| Konu: | Sosyal Sigortalar ve Genel Sağlık Sigortası Kanunu ile Bazı Kanunlarda Değişiklik Yapılmasına Dair Kanun Teklifi münasebetiyle |
| Yasama Yılı: | 3 |
| Birleşim: | 44 |
| Tarih: | 07.01.2025 |
SAĞLIK, AİLE, ÇALIŞMA VE SOSYAL İŞLER KOMİSYONU BAŞKAN VEKİLİ ORHAN ATEŞ (Bayburt) - Sayın Başkan, değerli milletvekilleri; Genel Kurulu saygıyla selamlıyorum.

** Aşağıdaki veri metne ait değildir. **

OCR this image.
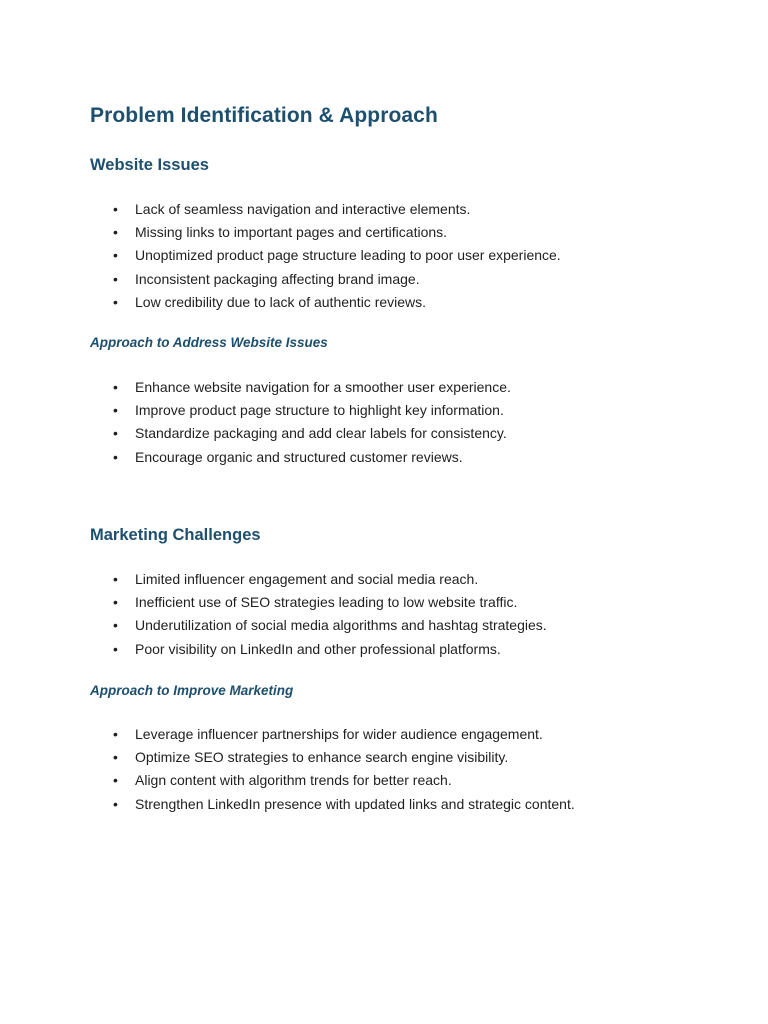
Problem Identification & Approach
Website Issues
• Lack of seamless navigation and interactive elements.
• Missing links to important pages and certifications.
• Unoptimized product page structure leading to poor user experience.
• Inconsistent packaging affecting brand image.
• Low credibility due to lack of authentic reviews.
Approach to Address Website Issues
• Enhance website navigation for a smoother user experience.
• Improve product page structure to highlight key information.
• Standardize packaging and add clear labels for consistency.
• Encourage organic and structured customer reviews.
Marketing Challenges
• Limited influencer engagement and social media reach.
• Inefficient use of SEO strategies leading to low website traffic.
• Underutilization of social media algorithms and hashtag strategies.
• Poor visibility on LinkedIn and other professional platforms.
Approach to Improve Marketing
• Leverage influencer partnerships for wider audience engagement.
• Optimize SEO strategies to enhance search engine visibility.
• Align content with algorithm trends for better reach.
• Strengthen LinkedIn presence with updated links and strategic content.
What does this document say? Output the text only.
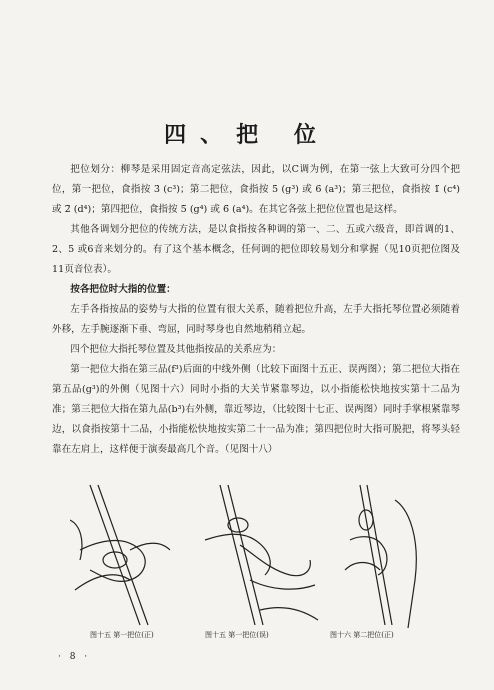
四、把 位

把位划分：柳琴是采用固定音高定弦法，因此，以C调为例，在第一弦上大致可分四个把位，第一把位，食指按 3̇ (c³)；第二把位，食指按 5̇ (g³) 或 6̇ (a³)；第三把位，食指按 1̈ (c⁴) 或 2̈ (d⁴)；第四把位，食指按 5̈ (g⁴) 或 6̈ (a⁴)。在其它各弦上把位位置也是这样。

其他各调划分把位的传统方法，是以食指按各种调的第一、二、五或六级音，即首调的1、2、5 或6音来划分的。有了这个基本概念，任何调的把位即较易划分和掌握（见10页把位图及11页音位表）。

按各把位时大指的位置：

左手各指按品的姿势与大指的位置有很大关系，随着把位升高，左手大指托琴位置必须随着外移，左手腕逐渐下垂、弯屈，同时琴身也自然地稍稍立起。

四个把位大指托琴位置及其他指按品的关系应为：

第一把位大指在第三品(f³)后面的中线外侧（比较下面图十五正、误两图）；第二把位大指在第五品(g³)的外侧（见图十六）同时小指的大关节紧靠琴边，以小指能松快地按实第十二品为准；第三把位大指在第九品(b³)右外侧，靠近琴边，（比较图十七正、误两图）同时手掌根紧靠琴边，以食指按第十二品，小指能松快地按实第二十一品为准；第四把位时大指可脱把，将琴头轻靠在左肩上，这样便于演奏最高几个音。（见图十八）

图十五 第一把位(正)	图十五 第一把位(误)	图十六 第二把位(正)
· 8 ·
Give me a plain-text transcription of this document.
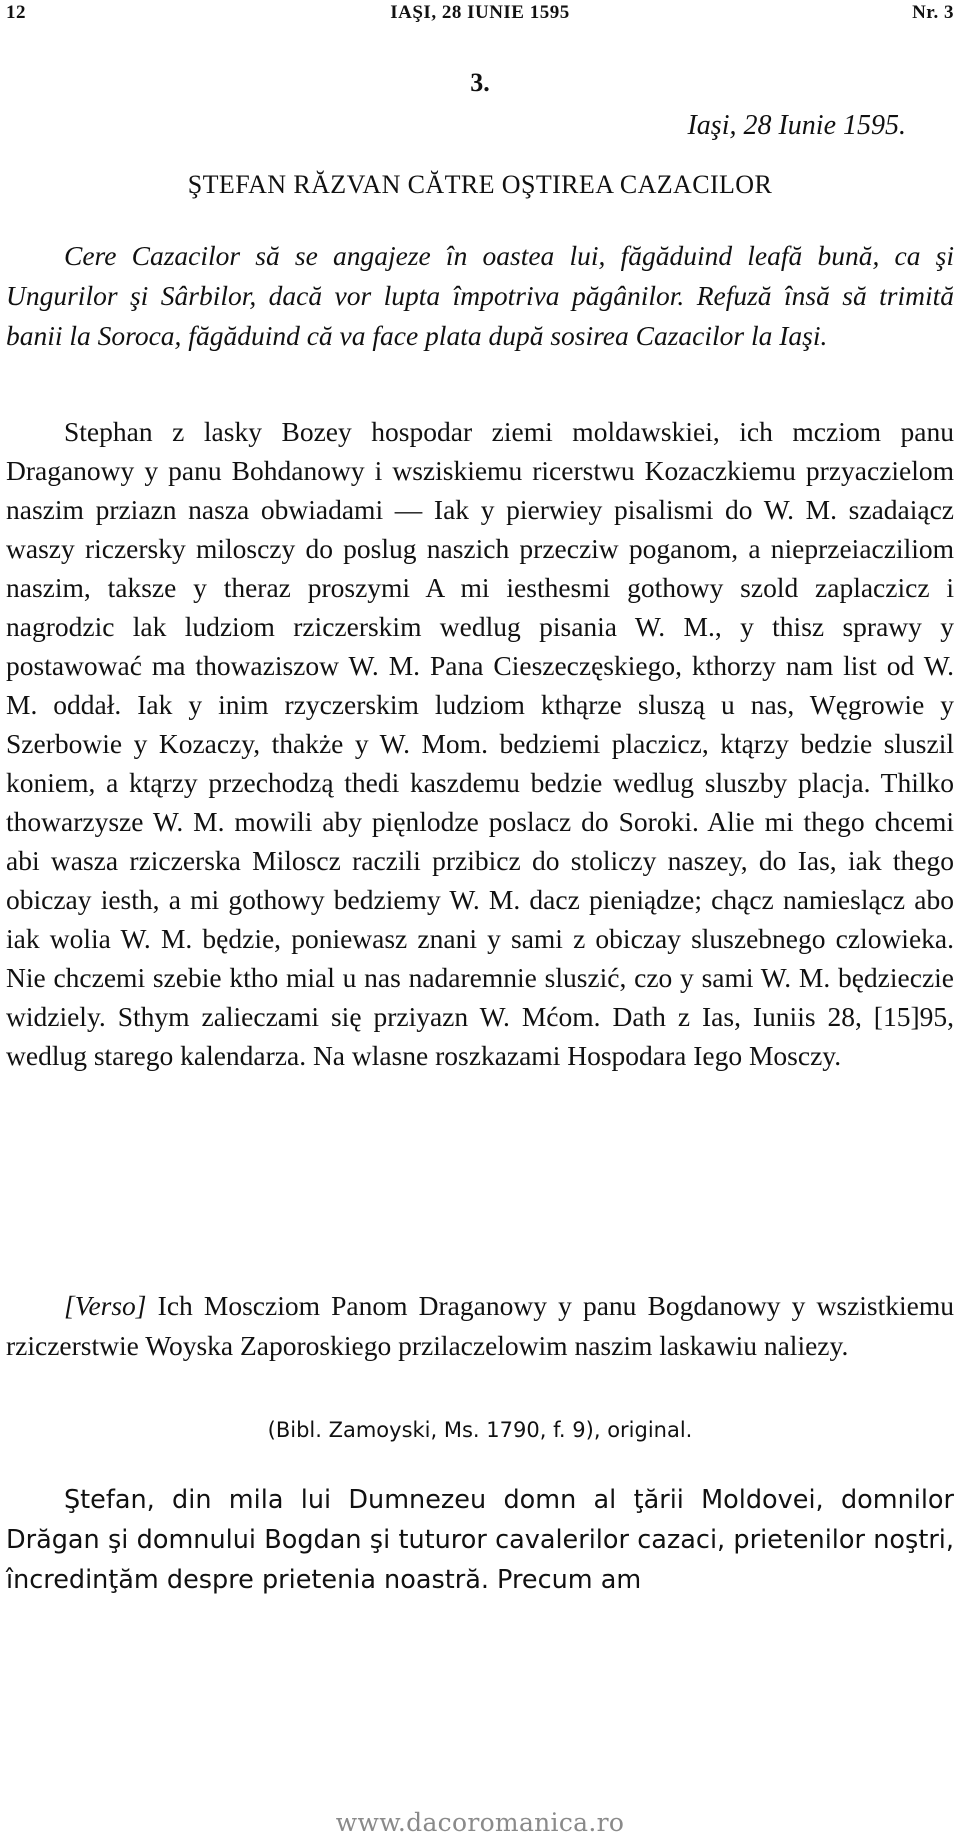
12	IAŞI, 28 IUNIE 1595	Nr. 3
3.
Iaşi, 28 Iunie 1595.
ŞTEFAN RĂZVAN CĂTRE OŞTIREA CAZACILOR

Cere Cazacilor să se angajeze în oastea lui, făgăduind leafă bună, ca şi Ungurilor şi Sârbilor, dacă vor lupta împotriva păgânilor. Refuză însă să trimită banii la Soroca, făgăduind că va face plata după sosirea Cazacilor la Iaşi.

Stephan z lasky Bozey hospodar ziemi moldawskiei, ich mcziom panu Draganowy y panu Bohdanowy i wsziskiemu ricerstwu Kozaczkiemu przyaczielom naszim przіazn nasza obwiadami — Iak y pierwiey pisalismi do W. M. szadaiącz waszy riczersky milosczy do poslug naszich przecziw poganom, a nieprzeiacziliom naszim, taksze y theraz proszymi A mi iesthesmi gothowy szold zaplaczicz i nagrodzic lak ludziom rziczerskim wedlug pisania W. M., y thisz sprawy y postawować ma thowaziszow W. M. Pana Cieszeczęskiego, kthorzy nam list od W. M. oddał. Iak y inim rzyczerskim ludziom kthąrze sluszą u nas, Węgrowie y Szerbowie y Kozaczy, thakże y W. Mom. bedziemi placzicz, ktąrzy bedzie sluszil koniem, a ktąrzy przechodzą thedi kaszdemu bedzie wedlug sluszby placja. Thilko thowarzysze W. M. mowili aby pięnlodze poslacz do Soroki. Alie mi thego chcemi abi wasza rziczerska Milosсz raczili przibicz do stoliczy naszey, do Ias, iak thego obiczay iesth, a mi gothowy bedzіemy W. M. dacz pieniądze; chącz namiesląсz abo iak wolia W. M. będzie, poniewasz znani y sami z obiczay sluszebnego czlowieka. Nie chczemi szebie ktho mial u nas nadaremnie sluszić, czo y sami W. M. będzieczie widziely. Sthym zalieczami się przіyazn W. Mćom. Dath z Ias, Iuniis 28, [15]95, wedlug starego kalendarza. Na wlasne roszkazami Hospodara Iego Mosczy.

[Verso] Ich Mosczіom Panom Draganowy y panu Bogdanowy y wszistkiemu rziczerstwie Woyska Zaporoskiego przilaczelowim naszim laskawiu naliezy.

(Bibl. Zamoyski, Ms. 1790, f. 9), original.

Ştefan, din mila lui Dumnezeu domn al ţării Moldovei, domnilor Drăgan şi domnului Bogdan şi tuturor cavalerilor cazaci, prietenilor noştri, încredinţăm despre prietenia noastră. Precum am

www.dacoromanica.ro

1'inci, 14'üncü, 16'ncı, 17'nci maddelerle ilgili soruların cevabını şimdi arz edeceğim. Bu maddelerde yapılan düzenlemeyle, engelli bireylerin emeklilik süreçlerinde standartların birleştirilmesi sosyal adaleti güçlendirecek ve engelli bireylerin karşılaştığı sorunlar büyük ölçüde çözüme kavuşturulacaktır. Bu düzenleme mevcut sorunların çözümünde önemli bir başlangıç olacaktır. Ayrıca, iş gücüne katılımı artırmak için gelecekte kapsamlı bir çalışma yapılması planlanmaktadır.

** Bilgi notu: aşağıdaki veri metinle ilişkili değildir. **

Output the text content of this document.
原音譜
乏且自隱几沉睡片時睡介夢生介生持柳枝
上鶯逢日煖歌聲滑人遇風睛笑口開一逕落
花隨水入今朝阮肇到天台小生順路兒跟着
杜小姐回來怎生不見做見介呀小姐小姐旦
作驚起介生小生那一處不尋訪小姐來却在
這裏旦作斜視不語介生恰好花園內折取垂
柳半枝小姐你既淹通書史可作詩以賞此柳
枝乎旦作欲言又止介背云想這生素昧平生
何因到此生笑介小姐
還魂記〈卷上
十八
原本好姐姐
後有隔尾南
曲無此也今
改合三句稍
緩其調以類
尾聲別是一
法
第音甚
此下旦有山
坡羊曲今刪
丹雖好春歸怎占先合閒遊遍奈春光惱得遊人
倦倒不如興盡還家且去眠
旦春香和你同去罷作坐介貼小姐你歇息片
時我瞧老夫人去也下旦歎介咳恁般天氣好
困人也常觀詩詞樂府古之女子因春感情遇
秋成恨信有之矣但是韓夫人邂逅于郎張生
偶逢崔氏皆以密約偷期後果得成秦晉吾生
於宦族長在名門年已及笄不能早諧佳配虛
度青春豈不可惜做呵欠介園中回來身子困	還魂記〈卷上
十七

Yine, engelli raporlarıyla ilgili bir soru vardı. 2008 öncesi raporlarda herhangi bir hak kaybı olmayacaktır. Yine, rapor alan fakat emeklilik gibi herhangi bir hakkı olmayan yurttaşlarımızda da bir hak kaybı oluşturmayacaktır.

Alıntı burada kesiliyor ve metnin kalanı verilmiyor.